In a new bet to try to decompress the exchange pressure, the Government made $ 254,671 million in exchange for debt issuance, thereby reducing the need for monetary issuance from the Central Bank, it was officially highlighted.
It was an important test in the market, after the escalation of financial dollars in recent weeks (appeased in recent days with official interventions).
The $ 254,671 million was obtained through the bidding of five instruments, which had a participation of the public sector less than 20%, according to Clarín. But the one that captured the most appetite from the market was the bond tied to the official dollar, which is an 18-month security, maturing on April 29, 2022.
With that title, the Ministry of Economy received $ 129,804 million, just over half of the resources that emerged from the tender on Tuesday. It is an amount equivalent to US $ 1.66 billion, it was specified in a statement. It also emerged from the tender that this title will pay an annual rate of 0.10%. That rate suggests that investors are content to hedge against the depreciation of the peso that occurs in the next year and a half.
This “dollar linked” is the second that was tendered in the management of Alberto Fernández. Although in Martín Guzmán’s environment there was a certain reluctance to issue an instrument tied to the dollar, the high expectations of devaluation that were infected in recent weeks, with an exchange gap that flirted with 140%, made progress on this type of auctions .
In the previous tender for the other bond tied to the dollar, the Government made $ 136,000 million. Thus, in October the Ministry of Finance obtained funds for $ 420,583 million (in addition to another tender for securities in pesos) that “allow the end of the month with a positive net financing of approximately $ 250,000 million, which represents a refinancing ratio of maturities (roll-over) of 246%, the highest of the year ”, it was highlighted in a statement.
They also emphasize that, with these resources obtained in the market, “the monetary assistance provided by the Central Bank in the framework of the pandemic will be reduced.” That is why it was reported that the Treasury “will make an early cancellation request this week. of temporary advances of the BCRA for a total of $ 100,000 million, which add to the cancellations already made in October for about $ 26,000 million ”.
In a signal to the market that was very volatile and negative in recent weeks, with increases in cash with liquidation and the MEP, and also with the fall in the prices of the new exchange bonds of 30% on average, Guzmán seeks transmit moderation in the monetary issue.
As it was officially detailed, this week $ 108.7 billion will expire.
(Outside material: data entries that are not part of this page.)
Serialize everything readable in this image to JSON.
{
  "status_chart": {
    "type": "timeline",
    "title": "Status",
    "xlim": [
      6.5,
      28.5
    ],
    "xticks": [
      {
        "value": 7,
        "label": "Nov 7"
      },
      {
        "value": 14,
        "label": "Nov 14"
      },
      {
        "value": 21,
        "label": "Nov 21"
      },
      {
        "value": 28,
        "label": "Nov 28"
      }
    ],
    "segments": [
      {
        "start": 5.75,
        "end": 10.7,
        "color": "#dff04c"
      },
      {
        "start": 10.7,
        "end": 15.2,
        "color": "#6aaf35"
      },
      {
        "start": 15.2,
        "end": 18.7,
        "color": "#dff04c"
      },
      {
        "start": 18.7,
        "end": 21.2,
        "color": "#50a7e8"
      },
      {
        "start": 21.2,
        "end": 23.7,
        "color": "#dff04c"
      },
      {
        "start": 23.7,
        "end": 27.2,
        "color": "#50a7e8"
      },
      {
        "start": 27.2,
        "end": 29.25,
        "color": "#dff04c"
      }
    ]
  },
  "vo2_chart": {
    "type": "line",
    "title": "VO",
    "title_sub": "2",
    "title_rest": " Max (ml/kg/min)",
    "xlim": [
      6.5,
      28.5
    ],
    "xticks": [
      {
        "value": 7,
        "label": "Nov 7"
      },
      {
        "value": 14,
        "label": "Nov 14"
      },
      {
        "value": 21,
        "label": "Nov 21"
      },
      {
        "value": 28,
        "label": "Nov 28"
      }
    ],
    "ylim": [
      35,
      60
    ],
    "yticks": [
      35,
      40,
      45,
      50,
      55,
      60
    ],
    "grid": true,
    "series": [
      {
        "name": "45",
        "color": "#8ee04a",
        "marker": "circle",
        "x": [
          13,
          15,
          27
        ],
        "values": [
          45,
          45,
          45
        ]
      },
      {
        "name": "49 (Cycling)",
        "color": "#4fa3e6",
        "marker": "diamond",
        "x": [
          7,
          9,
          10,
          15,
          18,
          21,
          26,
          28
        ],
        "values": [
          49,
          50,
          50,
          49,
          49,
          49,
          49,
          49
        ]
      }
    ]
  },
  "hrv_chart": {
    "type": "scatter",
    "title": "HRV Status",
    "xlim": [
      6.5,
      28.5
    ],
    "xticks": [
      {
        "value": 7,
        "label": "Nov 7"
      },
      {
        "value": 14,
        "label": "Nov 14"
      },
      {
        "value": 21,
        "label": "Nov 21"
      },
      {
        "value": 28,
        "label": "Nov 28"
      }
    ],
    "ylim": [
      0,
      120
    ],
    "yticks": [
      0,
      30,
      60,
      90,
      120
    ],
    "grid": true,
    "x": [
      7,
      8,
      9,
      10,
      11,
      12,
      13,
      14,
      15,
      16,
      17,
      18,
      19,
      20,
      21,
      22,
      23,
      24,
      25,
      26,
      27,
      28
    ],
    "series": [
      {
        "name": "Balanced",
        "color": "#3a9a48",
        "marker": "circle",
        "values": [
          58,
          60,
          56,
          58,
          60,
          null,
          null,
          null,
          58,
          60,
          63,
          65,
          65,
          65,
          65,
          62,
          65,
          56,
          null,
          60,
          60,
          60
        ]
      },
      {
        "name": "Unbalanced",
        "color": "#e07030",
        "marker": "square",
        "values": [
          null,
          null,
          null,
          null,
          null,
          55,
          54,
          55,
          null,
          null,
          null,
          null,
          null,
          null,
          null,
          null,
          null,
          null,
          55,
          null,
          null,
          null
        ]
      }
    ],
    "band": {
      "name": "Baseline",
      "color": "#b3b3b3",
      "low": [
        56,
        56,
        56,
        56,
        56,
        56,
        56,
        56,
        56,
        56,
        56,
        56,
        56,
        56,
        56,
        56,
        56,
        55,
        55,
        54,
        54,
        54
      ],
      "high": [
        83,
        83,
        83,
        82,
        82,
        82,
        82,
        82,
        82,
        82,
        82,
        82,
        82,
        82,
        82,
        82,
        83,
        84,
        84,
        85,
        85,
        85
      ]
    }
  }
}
According to Juan Ignacio Paolicchi, from EcoGo, with the market the total to be paid was about $ 97,000 million (the rest was with the public sector itself).
Paolicchi estimates that in the remainder of the year there will be $ 525,000 million in peso debt with the private sector. November is the heaviest month of the two remaining, with a total to be faced of $ 263,000 million, which would already be almost covered.
Regarding the tender, this economist warned that “indexed debt is being issued; if then there are no fiscal signals and the devaluation is not ordered, it will have to issue many pesos that are being issued today. It is a risk that must be taken in mind, even when it is for the long term. ”
Lorena Giorgio, from Econviews, mentioned that “the Government bought some time, decompressed the Rofex (future market) a bit, and covered part of the financial needs of the last two months of the year. However, it is still far from solving the problem in the background, which is the monetary-financial inconsistency and the collapse of confidence. ”
Last week Martín Guzmán announced that they were reviewing the financing estimates for next year that they had included in the 2021 Budget.
What is foreseen in the official project, which this Wednesday would have approval in the Deputies to begin to be dealt with in the Senate, is that 40% be covered with public debt and 60% with BCRA issuance, percentages that are now sought to be reversed, even if it is partially.
After yesterday’s statements by Alberto Fernández, in which he once again assures that there will be no devaluation, the president admitted today that there were interventions in the bond market that is used to make dollars known as cash with settlement (CCL).
“We intervene on the CCL so that they understand that they cannot do what they want. If we have to intervene again, we will do it, “he admitted in an interview with Radio 10.